Quote:
Originally Posted by Skeezyks
Hello starryprince: Congratulations on getting your Master's Degree! That is a great accomplishment!  You mentioned you are in therapy. And, of course, therapy is really the place to process all that has happened with you.
No, I don't believe you are the problem nor are you wrong in your feelings.  But, at the same time, I don't know as there is really anything you can do to deal with your mother's passiveness, other than working through how you feel about it in therapy.
Your mother, and your grandmother, have had many years to become the people they are. Imagining that there should be something you could do to change either of them (if you could just figure out what it is) is simply putting pressure on yourself to try to figure something out. It's a chimera.
From my perspective, the best thing you can do here is to focus on finishing up with your studies & getting a job so that you can move out on your own. 
|
Hey Skeezyks! Thanks for the congratulations and advice! It has definitely been difficult but I'm glad I'm nearing the end of my educational journey (for now anyways). I'm quite proud of myself. At times, I didn't think I'd get this far and here I am!
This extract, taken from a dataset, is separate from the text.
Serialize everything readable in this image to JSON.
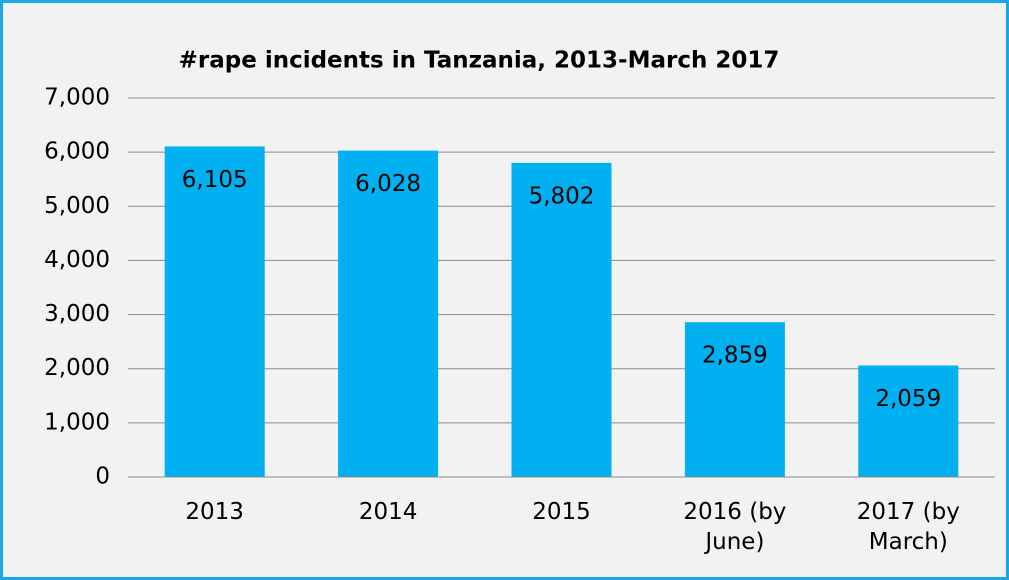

You bring up an excellent point that I wasn't even aware of myself: the fact that I believe I can change them. I guess I do believe that, if I change my behavior or just sit down and talk to them, that would be enough to make them see my side. But deep down I know that's not true. My grandma will never change and my mom is in a lot of denial and feels stuck between me and my grandma. It's a difficult situation that can't be changed overnight, if at all.
You're right. I'll just try to focus on myself and my own well-being. Thanks a lot for this advice!